David Dmac MgGlashan Adventure Treks Director

David McGlashan

Director & regional director

Dave, or “Dmac,” is our 13th-year director and regional director. Originally from western North Carolina, he attended the University of Tennessee and earned a bachelor’s degree in human ecology and master’s degree in recreation and leisure studies. Dmac is a board member for the America Outdoors Association, graduate of the National Outdoor Leadership School, and wilderness first responder. He has explored the outdoors of Thailand, Vietnam, Nepal, France, Germany, Australia, and many more. Dmac can often be found mountain biking in western North Carolina’s forests.

What led you to work in the outdoors? Thinking back, it all started with a TV show called “McKenna.” It aired after the Superbowl in 1993. The show was about a family in Oregon that ran a guiding company. It was a horrible show; only five episodes aired in the U.S. (out of the 13 that were filmed).
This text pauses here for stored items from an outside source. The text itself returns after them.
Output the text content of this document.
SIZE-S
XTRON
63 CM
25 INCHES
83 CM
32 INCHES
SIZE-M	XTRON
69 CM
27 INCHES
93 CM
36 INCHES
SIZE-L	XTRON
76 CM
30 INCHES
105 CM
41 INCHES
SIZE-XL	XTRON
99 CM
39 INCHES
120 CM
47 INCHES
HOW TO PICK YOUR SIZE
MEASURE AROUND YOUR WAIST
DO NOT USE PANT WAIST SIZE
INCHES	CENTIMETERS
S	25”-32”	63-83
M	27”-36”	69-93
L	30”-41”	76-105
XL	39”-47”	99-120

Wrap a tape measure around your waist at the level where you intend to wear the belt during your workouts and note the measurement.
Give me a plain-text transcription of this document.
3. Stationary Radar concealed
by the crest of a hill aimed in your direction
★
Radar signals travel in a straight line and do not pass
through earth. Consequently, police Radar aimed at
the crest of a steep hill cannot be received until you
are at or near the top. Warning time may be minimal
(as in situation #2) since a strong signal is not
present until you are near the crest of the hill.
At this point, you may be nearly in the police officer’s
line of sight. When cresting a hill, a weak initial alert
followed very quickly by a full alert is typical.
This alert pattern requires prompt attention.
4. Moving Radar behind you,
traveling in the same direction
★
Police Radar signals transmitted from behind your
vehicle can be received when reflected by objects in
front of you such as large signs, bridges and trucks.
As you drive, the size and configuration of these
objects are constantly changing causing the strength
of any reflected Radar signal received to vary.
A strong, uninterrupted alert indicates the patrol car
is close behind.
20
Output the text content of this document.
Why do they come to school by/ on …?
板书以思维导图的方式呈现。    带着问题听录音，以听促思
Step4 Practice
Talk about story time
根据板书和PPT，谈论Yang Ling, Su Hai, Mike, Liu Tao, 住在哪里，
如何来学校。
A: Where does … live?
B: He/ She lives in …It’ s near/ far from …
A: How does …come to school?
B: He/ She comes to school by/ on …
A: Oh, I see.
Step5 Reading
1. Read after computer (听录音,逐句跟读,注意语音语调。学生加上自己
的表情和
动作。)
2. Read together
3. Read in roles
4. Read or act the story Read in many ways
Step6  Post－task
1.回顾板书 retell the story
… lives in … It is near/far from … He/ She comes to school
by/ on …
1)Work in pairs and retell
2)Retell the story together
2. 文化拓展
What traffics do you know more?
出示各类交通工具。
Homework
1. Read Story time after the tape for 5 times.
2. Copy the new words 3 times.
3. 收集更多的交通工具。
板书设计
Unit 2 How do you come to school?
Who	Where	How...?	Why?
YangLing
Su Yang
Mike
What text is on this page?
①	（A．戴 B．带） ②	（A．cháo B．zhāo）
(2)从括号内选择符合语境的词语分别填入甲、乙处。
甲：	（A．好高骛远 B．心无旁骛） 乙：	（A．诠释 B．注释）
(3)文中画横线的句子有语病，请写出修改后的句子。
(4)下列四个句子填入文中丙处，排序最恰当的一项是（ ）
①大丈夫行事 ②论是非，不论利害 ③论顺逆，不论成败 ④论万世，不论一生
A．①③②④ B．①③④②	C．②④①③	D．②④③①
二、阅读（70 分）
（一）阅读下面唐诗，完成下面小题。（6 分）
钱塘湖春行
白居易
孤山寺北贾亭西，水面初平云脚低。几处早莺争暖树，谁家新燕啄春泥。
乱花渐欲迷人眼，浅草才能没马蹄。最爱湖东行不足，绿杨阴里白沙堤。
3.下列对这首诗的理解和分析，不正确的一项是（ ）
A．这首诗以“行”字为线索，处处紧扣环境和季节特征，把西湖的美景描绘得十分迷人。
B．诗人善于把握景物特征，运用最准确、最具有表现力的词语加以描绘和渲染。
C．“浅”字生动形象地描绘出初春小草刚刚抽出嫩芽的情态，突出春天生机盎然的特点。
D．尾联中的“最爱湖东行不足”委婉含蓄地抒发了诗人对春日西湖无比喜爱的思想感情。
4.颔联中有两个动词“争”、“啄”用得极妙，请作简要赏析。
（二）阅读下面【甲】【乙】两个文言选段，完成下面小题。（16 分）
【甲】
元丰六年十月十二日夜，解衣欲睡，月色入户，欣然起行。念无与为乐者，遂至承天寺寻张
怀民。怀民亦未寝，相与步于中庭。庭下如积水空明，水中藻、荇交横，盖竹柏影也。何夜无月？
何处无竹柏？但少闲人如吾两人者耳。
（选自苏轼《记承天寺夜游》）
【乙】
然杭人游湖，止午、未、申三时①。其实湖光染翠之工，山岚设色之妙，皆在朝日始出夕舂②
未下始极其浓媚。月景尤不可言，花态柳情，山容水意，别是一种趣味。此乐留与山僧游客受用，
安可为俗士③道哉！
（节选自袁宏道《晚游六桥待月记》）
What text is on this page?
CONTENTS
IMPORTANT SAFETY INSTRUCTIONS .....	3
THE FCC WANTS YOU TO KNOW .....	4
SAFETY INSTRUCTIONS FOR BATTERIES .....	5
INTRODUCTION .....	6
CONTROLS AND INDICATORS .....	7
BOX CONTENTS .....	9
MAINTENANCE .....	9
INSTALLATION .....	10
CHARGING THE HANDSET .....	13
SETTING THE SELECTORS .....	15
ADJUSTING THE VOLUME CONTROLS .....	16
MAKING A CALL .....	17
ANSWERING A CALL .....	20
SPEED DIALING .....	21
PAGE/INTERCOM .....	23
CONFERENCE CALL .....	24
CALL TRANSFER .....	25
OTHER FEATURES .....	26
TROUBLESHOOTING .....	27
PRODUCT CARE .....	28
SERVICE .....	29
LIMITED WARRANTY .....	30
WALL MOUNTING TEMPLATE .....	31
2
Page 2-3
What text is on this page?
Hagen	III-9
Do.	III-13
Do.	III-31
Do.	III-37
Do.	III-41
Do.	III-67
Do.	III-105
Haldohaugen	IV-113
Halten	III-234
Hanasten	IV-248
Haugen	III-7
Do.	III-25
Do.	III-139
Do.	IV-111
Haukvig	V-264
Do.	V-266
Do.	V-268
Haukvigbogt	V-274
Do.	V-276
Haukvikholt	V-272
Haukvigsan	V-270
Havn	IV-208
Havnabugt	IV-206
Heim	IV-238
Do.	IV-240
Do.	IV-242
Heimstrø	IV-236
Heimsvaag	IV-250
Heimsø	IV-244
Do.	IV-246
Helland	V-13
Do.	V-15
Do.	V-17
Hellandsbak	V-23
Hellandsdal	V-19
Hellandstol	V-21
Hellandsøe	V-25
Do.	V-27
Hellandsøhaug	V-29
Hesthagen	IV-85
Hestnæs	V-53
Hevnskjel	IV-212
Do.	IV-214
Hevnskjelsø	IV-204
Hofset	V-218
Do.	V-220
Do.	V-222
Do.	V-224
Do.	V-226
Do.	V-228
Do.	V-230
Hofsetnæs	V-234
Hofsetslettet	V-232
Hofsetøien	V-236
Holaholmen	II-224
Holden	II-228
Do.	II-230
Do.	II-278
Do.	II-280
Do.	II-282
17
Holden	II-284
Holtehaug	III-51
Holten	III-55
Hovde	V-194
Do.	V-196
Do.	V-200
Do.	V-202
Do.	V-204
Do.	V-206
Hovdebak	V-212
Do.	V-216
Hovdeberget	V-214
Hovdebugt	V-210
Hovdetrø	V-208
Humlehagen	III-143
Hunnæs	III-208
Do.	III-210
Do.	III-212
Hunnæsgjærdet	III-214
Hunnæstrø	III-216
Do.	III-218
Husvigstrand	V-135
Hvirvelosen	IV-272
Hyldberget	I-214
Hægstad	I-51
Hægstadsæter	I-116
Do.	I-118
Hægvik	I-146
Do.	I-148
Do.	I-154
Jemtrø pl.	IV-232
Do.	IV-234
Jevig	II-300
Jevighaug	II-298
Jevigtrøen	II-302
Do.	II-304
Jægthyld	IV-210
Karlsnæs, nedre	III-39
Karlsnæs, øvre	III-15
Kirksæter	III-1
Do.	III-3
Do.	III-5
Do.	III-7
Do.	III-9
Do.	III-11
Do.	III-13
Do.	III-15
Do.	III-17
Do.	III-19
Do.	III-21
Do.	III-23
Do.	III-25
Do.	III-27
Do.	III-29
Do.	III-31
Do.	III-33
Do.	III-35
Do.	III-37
Think “Baywatch” (the original TV show) crossed with Aspen Extreme. It was the first time I’d heard about being able to make a living in the outdoors. This put me on a path to working, in whatever manner I could, in the outdoors.

What keeps you at AT? The people, both the students and the staff, are the reason I have stayed for 12 years. We get some of the most incredible students—they are engaged, they want to learn, and they want more from their middle and high school years. Some of the best conversations I have ever had were with students at Adventure Treks. Most of my friends, and all my best friends, have come from Adventure Treks. Everyone wants to do and be more, and they will challenge and support each other in every way possible. My vacations typically revolve around seeing AT staff all over the country.

Why do the outdoors and teaching young people matter to you? As cliche as it sounds, youth are our future. Seeing what is going on with the environment, and how special it is—it’s of great importance to take the leaders of tomorrow into the places that matter. If someone does not have a connection with nature, why would they care to protect it? This is one of the key reasons that taking youth into the outdoors is so important. One the other side of that coin, working with teenagers is just fun. So many of us have forgotten what it is like to play made-up games, or laugh at nothing for hours, or just be in awe of a new experience. Working with youth keeps me young at heart. It is not something I ever want to give up.